Infine troviamo i Gas Serra, gas presenti nell’atmosfera che trattengono il calore emesso dalla superficie terrestre, dall’atmosfera e dalle nuvole. Anche questi possono avere un’origine naturale o, nella maggior parte dei casi, antropica e le loro proprietà causano un fenomeno noto come effetto serra.

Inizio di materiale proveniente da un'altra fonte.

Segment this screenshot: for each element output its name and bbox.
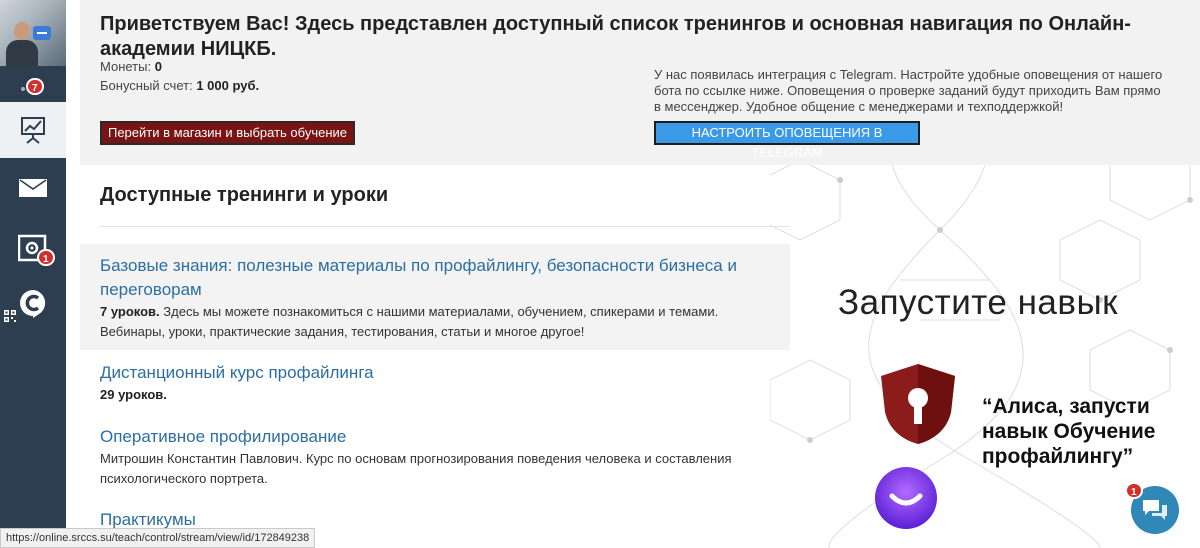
training-lesson-count: 29 уроков. bbox=[100, 387, 167, 402]
bonus-label: Бонусный счет: bbox=[100, 78, 193, 93]
chat-logo-icon bbox=[20, 290, 46, 318]
training-description: 7 уроков. Здесь мы можете познакомиться … bbox=[100, 302, 770, 342]
training-title-link[interactable]: Базовые знания: полезные материалы по пр… bbox=[100, 254, 770, 302]
training-title-link[interactable]: Дистанционный курс профайлинга bbox=[100, 361, 770, 385]
sidebar-item-settings[interactable]: 1 bbox=[0, 220, 66, 276]
notification-badge: 7 bbox=[26, 78, 44, 95]
chat-bubbles-icon bbox=[1143, 500, 1167, 520]
sidebar: 7 1 bbox=[0, 0, 66, 548]
training-lesson-count: 7 уроков. bbox=[100, 304, 160, 319]
sidebar-item-chat[interactable] bbox=[0, 276, 66, 332]
notifications-item[interactable]: 7 bbox=[0, 66, 66, 102]
mail-icon bbox=[19, 179, 47, 197]
avatar-torso bbox=[6, 40, 38, 66]
chat-widget-button[interactable]: 1 bbox=[1125, 482, 1179, 534]
training-item[interactable]: Базовые знания: полезные материалы по пр… bbox=[80, 244, 790, 350]
promo-quote: “Алиса, запусти навык Обучение профайлин… bbox=[982, 395, 1156, 468]
greeting-title: Приветствуем Вас! Здесь представлен дост… bbox=[100, 13, 1131, 60]
telegram-setup-button[interactable]: НАСТРОИТЬ ОПОВЕЩЕНИЯ В TELEGRAM bbox=[654, 121, 920, 160]
coins-value: 0 bbox=[154, 59, 162, 74]
welcome-panel: Приветствуем Вас! Здесь представлен дост… bbox=[80, 0, 1200, 165]
telegram-info-text: У нас появилась интеграция с Telegram. Н… bbox=[654, 67, 1163, 114]
training-title-link[interactable]: Оперативное профилирование bbox=[100, 425, 770, 449]
avatar-chat-bubble bbox=[33, 26, 51, 40]
main-content: Запустите навык “Алиса, запусти навык Об… bbox=[80, 0, 1200, 548]
training-item[interactable]: Дистанционный курс профайлинга 29 уроков… bbox=[80, 361, 790, 405]
coins-stat: Монеты: 0 bbox=[100, 59, 162, 74]
sidebar-item-stats[interactable] bbox=[0, 102, 66, 158]
alice-logo-icon bbox=[875, 467, 937, 529]
notification-dot-icon bbox=[21, 87, 25, 91]
bonus-stat: Бонусный счет: 1 000 руб. bbox=[100, 78, 259, 93]
promo-heading: Запустите навык bbox=[838, 283, 1118, 322]
section-divider bbox=[100, 226, 790, 227]
qr-code-icon[interactable] bbox=[4, 310, 16, 322]
user-avatar[interactable] bbox=[0, 0, 66, 66]
training-description: Митрошин Константин Павлович. Курс по ос… bbox=[100, 451, 732, 486]
bonus-value: 1 000 руб. bbox=[196, 78, 260, 93]
chat-widget-badge: 1 bbox=[1125, 482, 1143, 499]
training-description: 29 уроков. bbox=[100, 385, 770, 405]
shop-button[interactable]: Перейти в магазин и выбрать обучение bbox=[100, 121, 355, 145]
avatar-head bbox=[14, 22, 30, 40]
sidebar-item-messages[interactable] bbox=[0, 160, 66, 216]
status-bar-url: https://online.srccs.su/teach/control/st… bbox=[0, 528, 316, 548]
chart-icon bbox=[21, 117, 45, 144]
coins-label: Монеты: bbox=[100, 59, 152, 74]
settings-badge: 1 bbox=[37, 249, 55, 266]
shield-keyhole-icon bbox=[881, 364, 955, 444]
training-description-text: Здесь мы можете познакомиться с нашими м… bbox=[100, 304, 719, 339]
trainings-section-title: Доступные тренинги и уроки bbox=[100, 184, 389, 206]
training-item[interactable]: Оперативное профилирование Митрошин Конс… bbox=[80, 425, 790, 489]
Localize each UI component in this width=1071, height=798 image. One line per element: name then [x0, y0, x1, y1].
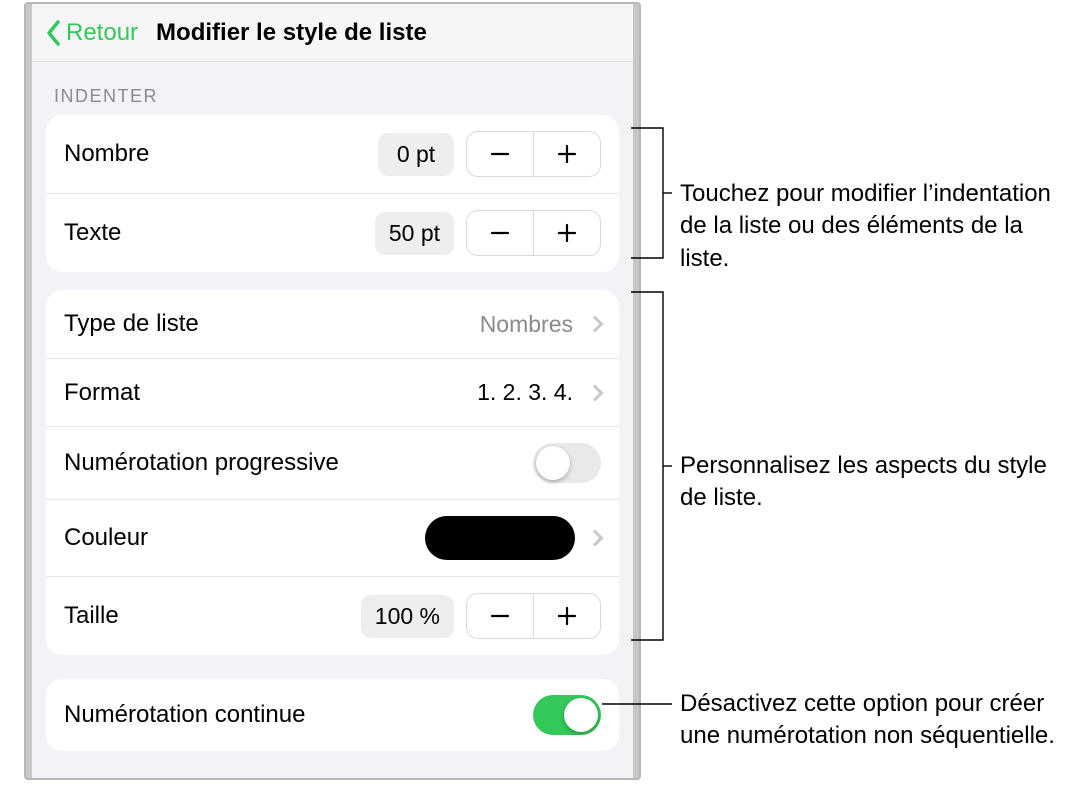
list-type-row[interactable]: Type de liste Nombres [46, 290, 619, 358]
edge-right [633, 4, 639, 778]
progressive-row: Numérotation progressive [46, 426, 619, 499]
indent-number-decrement[interactable] [467, 132, 533, 176]
progressive-label: Numérotation progressive [64, 449, 533, 477]
indent-text-stepper [466, 210, 601, 256]
plus-icon [556, 605, 578, 627]
minus-icon [489, 143, 511, 165]
continue-card: Numérotation continue [46, 679, 619, 751]
callout-indent: Touchez pour modifier l’indentation de l… [680, 178, 1060, 275]
chevron-right-icon [587, 530, 604, 547]
callout-continue: Désactivez cette option pour créer une n… [680, 688, 1060, 753]
back-button[interactable]: Retour [40, 18, 142, 48]
format-row[interactable]: Format 1. 2. 3. 4. [46, 358, 619, 426]
indent-number-stepper [466, 131, 601, 177]
continue-label: Numérotation continue [64, 701, 533, 729]
size-increment[interactable] [534, 594, 600, 638]
indent-text-value[interactable]: 50 pt [375, 212, 454, 255]
plus-icon [556, 222, 578, 244]
size-value[interactable]: 100 % [361, 595, 454, 638]
style-card: Type de liste Nombres Format 1. 2. 3. 4.… [46, 290, 619, 655]
minus-icon [489, 605, 511, 627]
indent-text-row: Texte 50 pt [46, 193, 619, 272]
progressive-toggle[interactable] [533, 443, 601, 483]
indent-number-label: Nombre [64, 140, 378, 168]
list-type-label: Type de liste [64, 310, 480, 338]
callout-style: Personnalisez les aspects du style de li… [680, 450, 1060, 515]
indent-number-row: Nombre 0 pt [46, 115, 619, 193]
plus-icon [556, 143, 578, 165]
indent-section-header: Indenter [32, 62, 633, 115]
indent-number-increment[interactable] [534, 132, 600, 176]
continue-row: Numérotation continue [46, 679, 619, 751]
back-label: Retour [66, 19, 138, 47]
page-title: Modifier le style de liste [156, 19, 427, 47]
indent-text-decrement[interactable] [467, 211, 533, 255]
indent-text-increment[interactable] [534, 211, 600, 255]
color-row[interactable]: Couleur [46, 499, 619, 576]
color-label: Couleur [64, 524, 425, 552]
size-label: Taille [64, 602, 361, 630]
size-stepper [466, 593, 601, 639]
indent-text-label: Texte [64, 219, 375, 247]
color-swatch [425, 516, 575, 560]
chevron-left-icon [44, 18, 64, 48]
chevron-right-icon [587, 316, 604, 333]
continue-toggle[interactable] [533, 695, 601, 735]
indent-card: Nombre 0 pt Texte 50 pt [46, 115, 619, 272]
panel-frame: Retour Modifier le style de liste Indent… [24, 2, 641, 780]
indent-number-value[interactable]: 0 pt [378, 133, 454, 176]
minus-icon [489, 222, 511, 244]
chevron-right-icon [587, 384, 604, 401]
format-label: Format [64, 379, 477, 407]
size-row: Taille 100 % [46, 576, 619, 655]
size-decrement[interactable] [467, 594, 533, 638]
format-value: 1. 2. 3. 4. [477, 379, 573, 406]
nav-bar: Retour Modifier le style de liste [32, 4, 633, 62]
list-type-value: Nombres [480, 311, 573, 338]
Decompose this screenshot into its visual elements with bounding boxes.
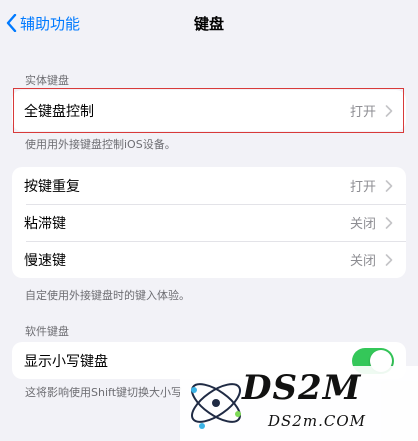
sticky-keys-value: 关闭 [349, 217, 376, 232]
watermark-domain: DS2m.COM [268, 412, 366, 430]
section-footer-software: 这将影响使用Shift键切换大小写 [25, 386, 183, 399]
section-footer-full-keyboard: 使用用外接键盘控制iOS设备。 [25, 138, 176, 151]
section-header-software: 软件键盘 [25, 325, 69, 338]
key-repeat-value: 打开 [349, 180, 376, 195]
atom-logo-icon [191, 383, 241, 429]
chevron-right-icon [385, 216, 393, 229]
lowercase-keys-label: 显示小写键盘 [24, 353, 108, 370]
chevron-right-icon [385, 179, 393, 192]
section-header-hardware: 实体键盘 [25, 74, 69, 87]
navigation-bar: 辅助功能 键盘 [0, 0, 418, 46]
key-repeat-label: 按键重复 [24, 178, 80, 195]
slow-keys-label: 慢速键 [24, 252, 66, 269]
key-repeat-row[interactable]: 按键重复 打开 [12, 167, 406, 204]
sticky-keys-row[interactable]: 粘滞键 关闭 [12, 204, 406, 241]
sticky-keys-label: 粘滞键 [24, 215, 66, 232]
section-footer-typing: 自定使用外接键盘时的键入体验。 [25, 289, 190, 302]
watermark: DS2M DS2m.COM [180, 366, 418, 441]
watermark-logo-text: DS2M [242, 368, 362, 408]
chevron-right-icon [385, 253, 393, 266]
keyboard-options-group: 按键重复 打开 粘滞键 关闭 慢速键 关闭 [12, 167, 406, 278]
slow-keys-row[interactable]: 慢速键 关闭 [12, 241, 406, 278]
slow-keys-value: 关闭 [349, 254, 376, 269]
highlight-box [13, 88, 404, 133]
page-title: 键盘 [193, 15, 224, 33]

In questo caso i dati a riguardo sono limitati: èdiminuita la domanda energetica e l’ISPRA (Istituto Superiore per la Protezione e la Ricerca Ambientale) stima un calo del 5-7% in questo primo trimestre rispetto al 2019.
Tale andamento però sembra essere tanto incoraggiante quanto temporaneo. Alcuni attivisti ambientalisti sperano che, finita l’attuale crisi sanitaria, il mondo finalmente saprà svegliarsi da quel sonno di indifferenza che ci ha condannato dall’inizio dell’epoca industriale e possa quindi approfittarne per ripensare ad alcune modalità produttive, dando maggior importanza, ad esempio, al lavoro da casa e finanziando ulteriormente il settore delle fonti di energia rinnovabili. Altri temono invece che le misure straordinarie per far ripartire l’economia non terranno conto delle conseguenze ambientali, portando come risultato ad un aumento di sostanze inquinanti, che potrebbe anche del tutto annullare l’effetto della riduzione delle ultime settimane.
Per ora, rimaniamo con il messaggio significativo che ci lascia l’era Covid-19, che ci invita a sperare nella fine di un incubo mondiale e nell'avvio di nuove misure atte a proteggere il delicato equilibrio del nostro pianeta, che ci permetteranno di entrare nella prossima era con una consapevolezza maggiore delle responsabilità che abbiamo nei confronti della nostra casa chiamata Terra e della fortuna che ci permette di custodirla.